Hi Mike, thanks anyway. My collegue told me he found it during working for Y2K but I can't find any related webpages now. I've asked for more info. from IBM, now still waiting for their reply
this is my opinion...my information .....not an official IBM statement........etc.
not my companies...or anyone else....
If you want more information you need to contact IBM AIX software support directly or your third party software vendor...or your programmers....
-----------------
AIX UNIX systems calculate the value indicating date and time
by adding 1 for each second starting at 0:00:00AM GMT/UTC
on January 1, 1970.
Currently, this value (a variable of time_type) is 9-
digit by the decimal system indication. At 1:46:40AM
GMT/UTC on September 9, 2001, this value will become 10-
digit from 9-digit. A problem will occur among the
programs setting a 9-digit fixed area for the
substitution of this value. This problem will occur due
to substituting a 10-digit value into the 9-digit fixed
area rather than substituting a 9-digit value.

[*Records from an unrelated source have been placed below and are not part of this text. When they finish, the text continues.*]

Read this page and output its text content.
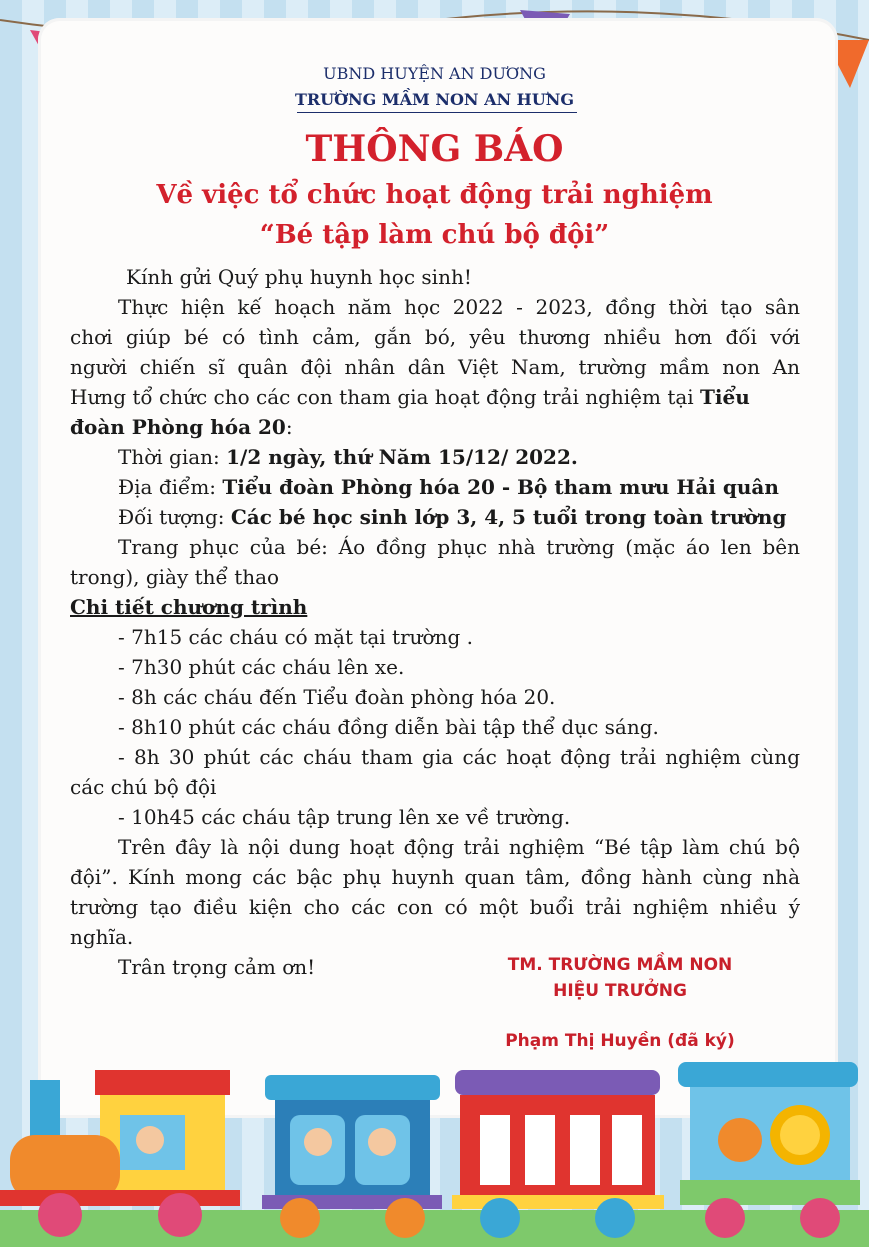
UBND HUYỆN AN DƯƠNG
TRƯỜNG MẦM NON AN HƯNG
THÔNG BÁO
Về việc tổ chức hoạt động trải nghiệm
“Bé tập làm chú bộ đội”
Kính gửi Quý phụ huynh học sinh!
Thực hiện kế hoạch năm học 2022 - 2023, đồng thời tạo sân
chơi giúp bé có tình cảm, gắn bó, yêu thương nhiều hơn đối với
người chiến sĩ quân đội nhân dân Việt Nam, trường mầm non An
Hưng tổ chức cho các con tham gia hoạt động trải nghiệm tại Tiểu
đoàn Phòng hóa 20:
Thời gian: 1/2 ngày, thứ Năm 15/12/ 2022.
Địa điểm: Tiểu đoàn Phòng hóa 20 - Bộ tham mưu Hải quân
Đối tượng: Các bé học sinh lớp 3, 4, 5 tuổi trong toàn trường
Trang phục của bé: Áo đồng phục nhà trường (mặc áo len bên
trong), giày thể thao
Chi tiết chương trình
- 7h15 các cháu có mặt tại trường .
- 7h30 phút các cháu lên xe.
- 8h các cháu đến Tiểu đoàn phòng hóa 20.
- 8h10 phút các cháu đồng diễn bài tập thể dục sáng.
- 8h 30 phút các cháu tham gia các hoạt động trải nghiệm cùng
các chú bộ đội
- 10h45 các cháu tập trung lên xe về trường.
Trên đây là nội dung hoạt động trải nghiệm “Bé tập làm chú bộ
đội”. Kính mong các bậc phụ huynh quan tâm, đồng hành cùng nhà
trường tạo điều kiện cho các con có một buổi trải nghiệm nhiều ý
nghĩa.
Trân trọng cảm ơn!	TM. TRƯỜNG MẦM NON
HIỆU TRƯỞNG
Phạm Thị Huyền (đã ký)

There will
be some possibilities for this problem to occur only at
following conditions:
1. The data are stored by the format depending on the
digits to increase or decrease the minimum required
domain for storing data.(Character lines. etc c)

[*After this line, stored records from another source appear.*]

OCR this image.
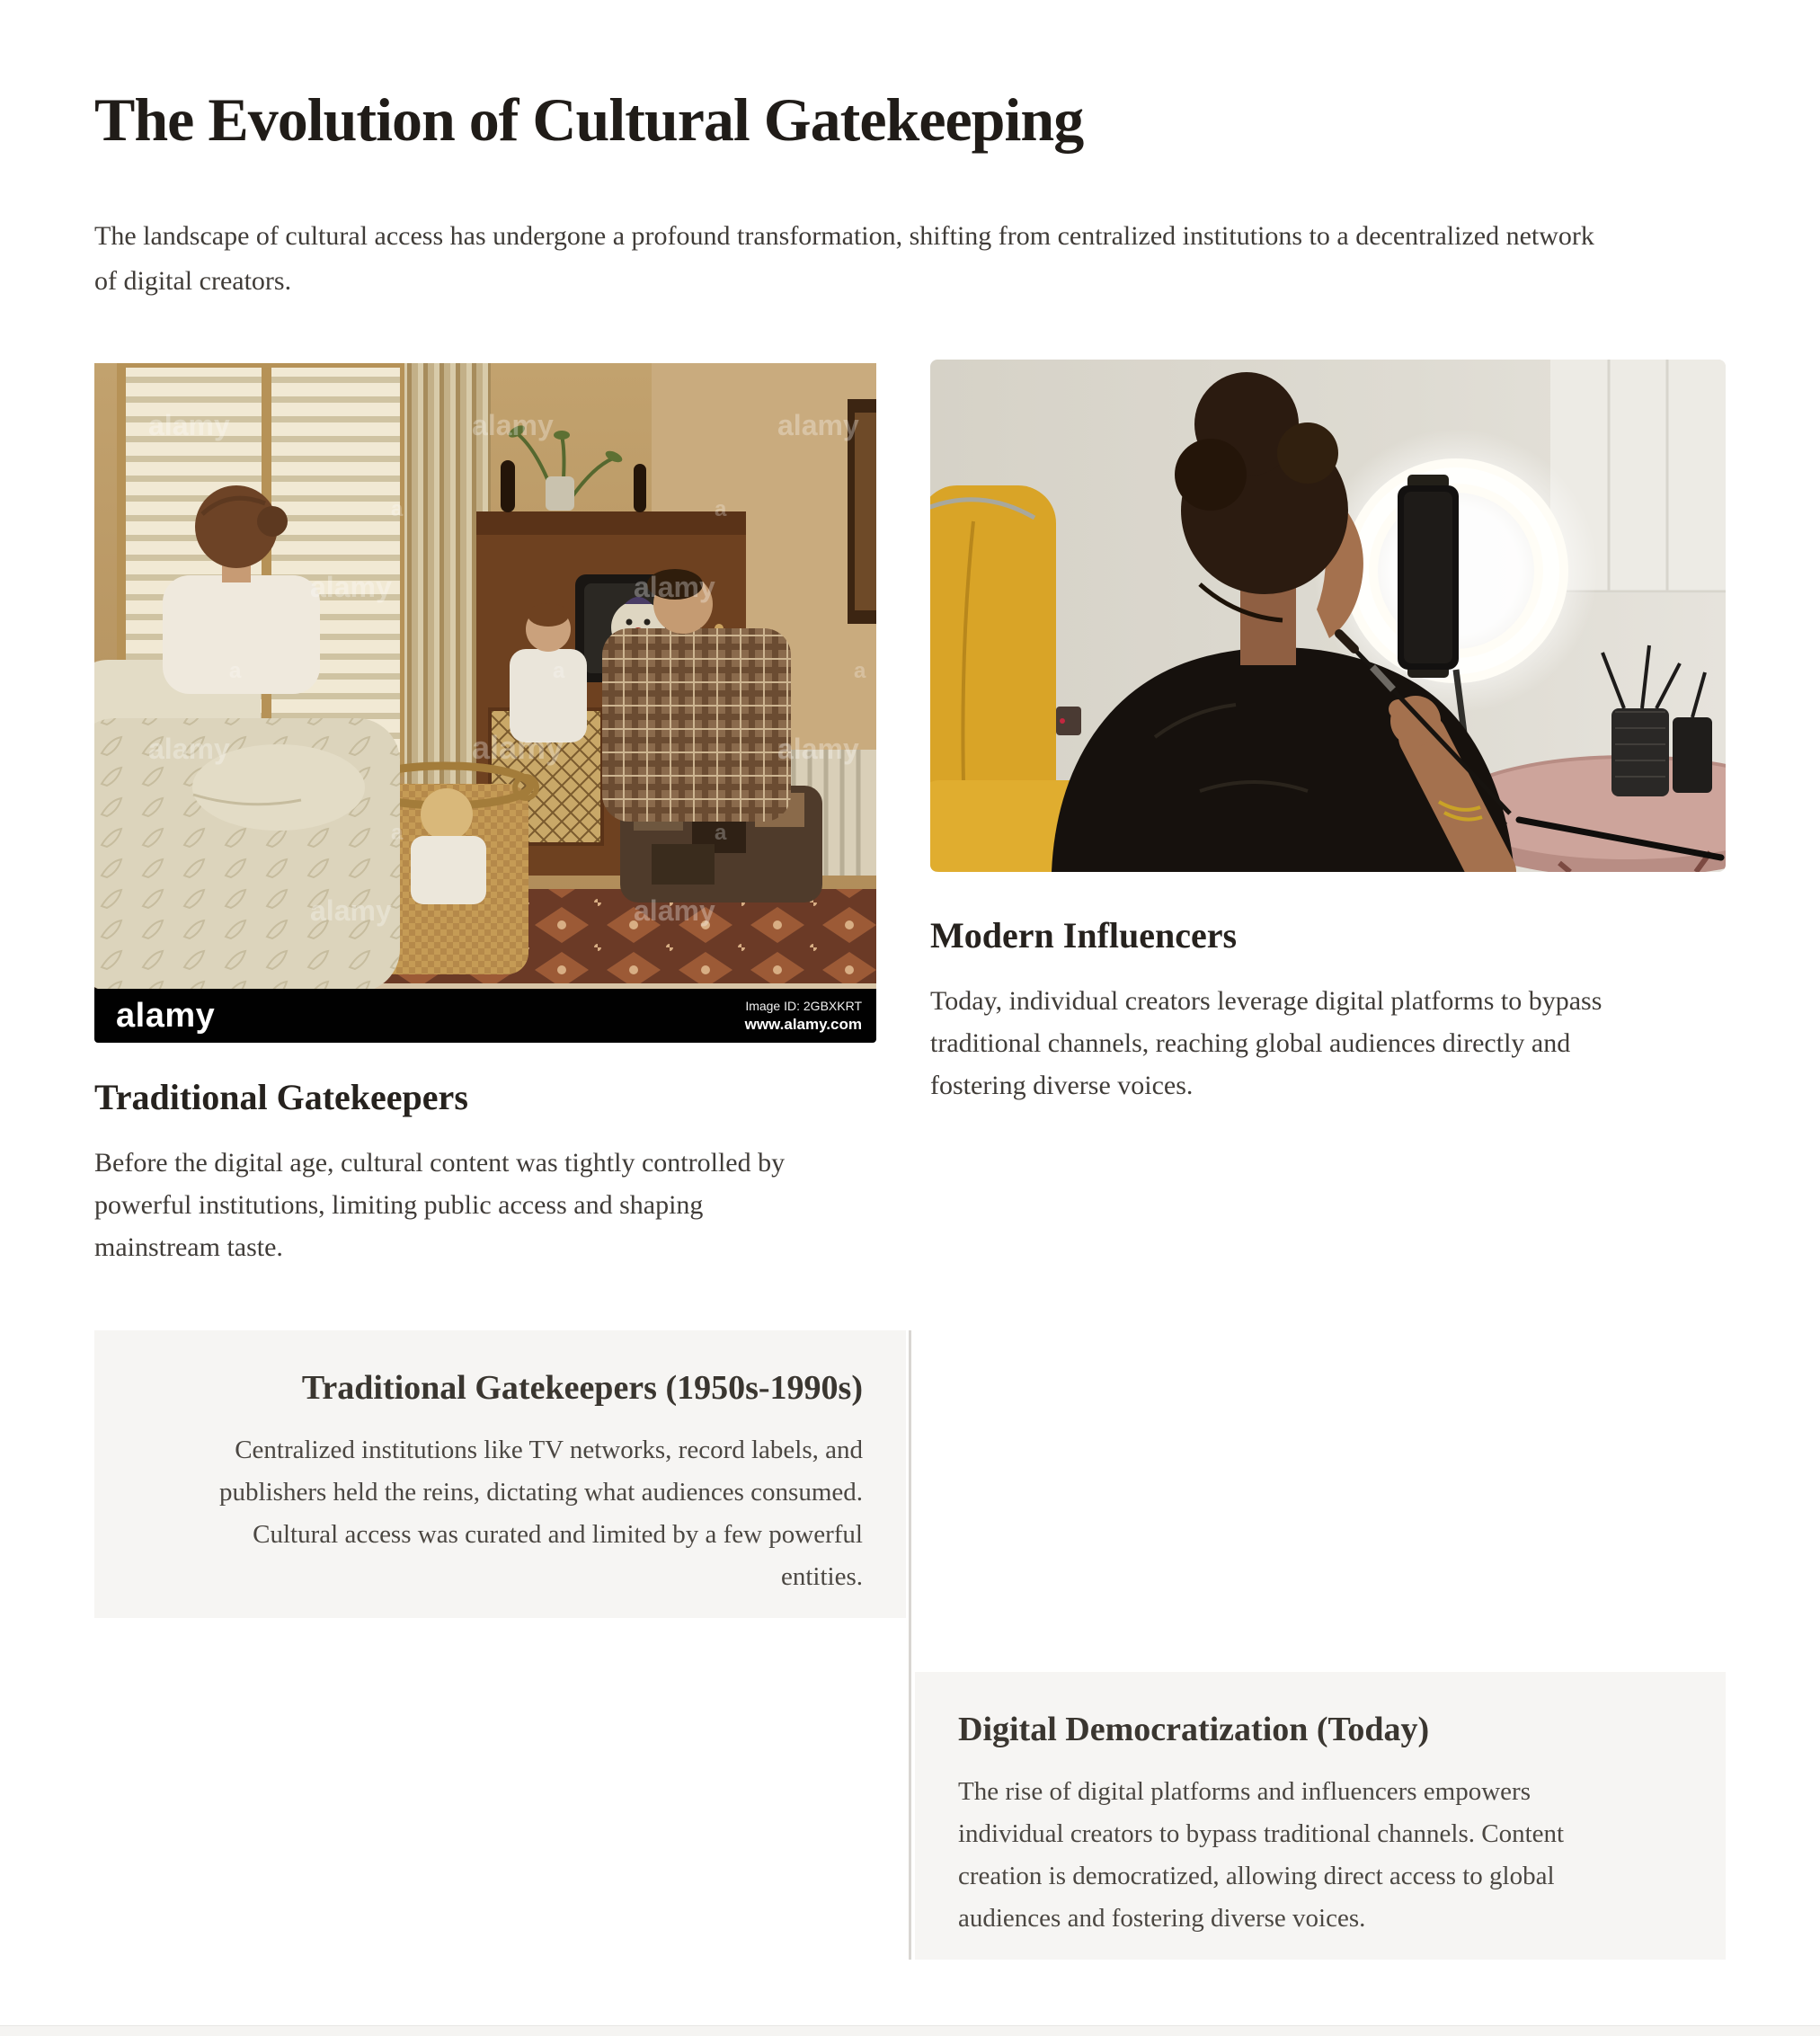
The Evolution of Cultural Gatekeeping

The landscape of cultural access has undergone a profound transformation, shifting from centralized institutions to a decentralized network of digital creators.

alamy	alamy	alamy
alamy	alamy
alamy	alamy	alamy
alamy	alamy
a	a
a	a	a
a	a
alamy	Image ID: 2GBXKRT
www.alamy.com
Modern Influencers

Today, individual creators leverage digital platforms to bypass traditional channels, reaching global audiences directly and fostering diverse voices.

Traditional Gatekeepers

Before the digital age, cultural content was tightly controlled by powerful institutions, limiting public access and shaping mainstream taste.

Traditional Gatekeepers (1950s-1990s)

Centralized institutions like TV networks, record labels, and publishers held the reins, dictating what audiences consumed. Cultural access was curated and limited by a few powerful entities.

Digital Democratization (Today)

The rise of digital platforms and influencers empowers individual creators to bypass traditional channels. Content creation is democratized, allowing direct access to global audiences and fostering diverse voices.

2. The numbers of passing seconds are utilized by the
decimal system numbers.
3. Only the 9-digit fixed area is prepared.(Programming
mistake.)
**************************************************
As is well known, UNIX time is kept internally in seconds, counting
upward from January 1st, 1970. This number hit 1 million
(1,000,000) in March of 1973, and will hit one billion (1,000,000,000)
on Sun Sep 9 01:46:39 2001 UTC This change, from a number which can be
represented in 9 decimal digits to a 10-digit number, is not
expected to cause any problems for UNIX systems.
The reason is that, excepting for a very limited number of uses,
this value is not stored as decimal digits. Instead, it is stored as an
integer value (a 32-bit binary variable) which can be used safely
until the year 2038. The uses in UNIX of a decimal format for the
"seconds time" value are primarily in portable file formats, such as
tar, cpio, and ar. These formats have always supported at least
eleven decimal (or octal in some cases) digits, easily handling UNIX's
one-billionth "birthday".
There are no known problems in any version of AIX with this issue.
It is entirely possible that some user applications may be storing
or displaying the "seconds time" as character-based digits rather than
as a binary value. If so, and the field width used to store this
value is limited to nine places, errors will result. IBM recommends
immediate correction of such software. In practice, however, Year 2000
testing showed most applications storing time this way already
understood that the number of seconds could exceed two billion and had
coded accordingly.
We do not anticipate that this is going to be a problem, excepting
for a very limited set of erroneously coded user applications.
What this means is that 1 billion isn't adding a new position to the
value, since it is stored internally in binary. The way the time will
look to AIX is like this:
refering to the link I supplied, it is clear that the function gettimerid() will result in error :-
============================================================
EINVAL Indicates that the TimerID parameter does not correspond to an ID returned by the gettimerid subroutine, or a value structure specified a nanosecond value less than 0 or greater than or equal to one thousand million (1,000,000,000).
============================================================
fortunately, I do not use this function. Point is I'm still trying to identify what other time related functions contain potential problem?